Life-course victimology, however, hasn’t quite gotten off the ground yet (at least not to the same degree). With the notable exceptions of child abuse and gendered pathways scholarship—two areas which have always embraced a life-course focus—the bulk of our theories and research on victimization take a more static, rather than dynamic, approach. But what if we could better understand stability and change in victimization and its consequences over time? If we could, perhaps we would be able to enhance existing theories and guide effective policies and support interventions for victims. It was with this in mind that the special issue was put together.
There are five articles that appear in the issue that bring us closer to addressing these and other pressing concerns. First up is the article by Grubb and Posick (2018). This study is among the first to formally apply Agnew’s (2005) integrated theory of crime to the study of victimization. Using data on youth from the Project on Human Development in Chicago Neighborhoods, Grubb and Posick examine the influence of various life domains on victimization (i.e., domains of the self, family, school, and peers) and assess how well these different domains predict victimization both cross-sectionally and longitudinally.
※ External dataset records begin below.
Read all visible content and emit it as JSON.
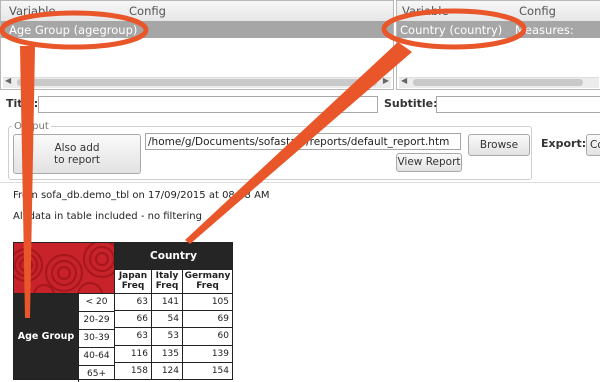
{
  "rows_pane": {
    "headers": [
      "Variable",
      "Config"
    ],
    "row": "Age Group (agegroup)"
  },
  "cols_pane": {
    "headers": [
      "Variable",
      "Config"
    ],
    "row_variable": "Country (country)",
    "row_config": "Measures: Freq"
  },
  "title_label": "Title:",
  "subtitle_label": "Subtitle:",
  "output": {
    "label": "Output",
    "also_add_line1": "Also add",
    "also_add_line2": "to report",
    "path": "/home/g/Documents/sofastats/reports/default_report.htm",
    "browse": "Browse",
    "view_report": "View Report",
    "export_label": "Export:",
    "export_btn": "Co"
  },
  "report": {
    "source_line": "From sofa_db.demo_tbl on 17/09/2015 at 08:08 AM",
    "filter_line": "All data in table included - no filtering",
    "col_var": "Country",
    "row_var": "Age Group",
    "countries": [
      "Japan",
      "Italy",
      "Germany"
    ],
    "measure": "Freq",
    "rows": [
      {
        "label": "< 20",
        "values": [
          63,
          141,
          105
        ]
      },
      {
        "label": "20-29",
        "values": [
          66,
          54,
          69
        ]
      },
      {
        "label": "30-39",
        "values": [
          63,
          53,
          60
        ]
      },
      {
        "label": "40-64",
        "values": [
          116,
          135,
          139
        ]
      },
      {
        "label": "65+",
        "values": [
          158,
          124,
          154
        ]
      }
    ]
  },
  "colors": {
    "callout": "#e8562a",
    "header_red": "#c8222a",
    "header_dark": "#252525",
    "selected_row": "#a6a6a6"
  }
}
Next, Aaltonen, Kivivuori, and Kuitunen (2018) take a unique theoretical and methodological approach to examining the victim–offender overlap. Drawing on principles of revenge, and using data on police-reported assaults in Finland, they examine how individuals’ violent-offending rates increase and decrease leading up to and following a victimization incident, as well as how victimization rates increase and decrease following incidents of violent crime. They also explore whether victimization and offending incidents that occur closer in time tend to involve the same parties, which would suggest that revenge facilitates the victim–offender overlap.
Erdmann and Reinecke (2018) also examine the victim–offender overlap, but from a developmental perspective. More specially, the authors assess whether victimization and offending follow similar developmental trajectories and whether the strength of the victim–offender overlap changes with age. Seven waves of longitudinal panel data from Germany are used to assess these patterns throughout adolescence and during the transition to early adulthood.
Also drawing from a developmental perspective, Alexander, Serrano-Amerigo, and Harrelson (2018) shed important light on the relationship between childhood polyvictimization and maladaptive life outcomes. In their study of college women in a U.S. Southern state, the authors examine whether experiencing multiple forms of victimization in childhood (i.e., polyvictimization) leads to risky sexual behaviors in early adulthood. The authors also determine whether polyvictimization measures better predict risky sexual behaviors than single-category indicators of victimization.
And last but certainly not least, Pratt (2018) tackles the topic of technology-based victimization over the life course. Drawing from the best available evidence, Pratt dispels the commonly held myth that the elderly are the most likely targets of techno-crimes. He also puts forth a series of helpful new directions to advance future life-course research on technology-based forms of victimization.
I was thrilled to receive such an eclectic set of submissions that focused on various forms of victimization at different stages in the life span and across diverse cultural contexts. In the end, my hope is that the work presented in this special issue sparks further interest in this important topic and gets us one step closer toward a better understanding of the sources and consequences of victimization over the life course.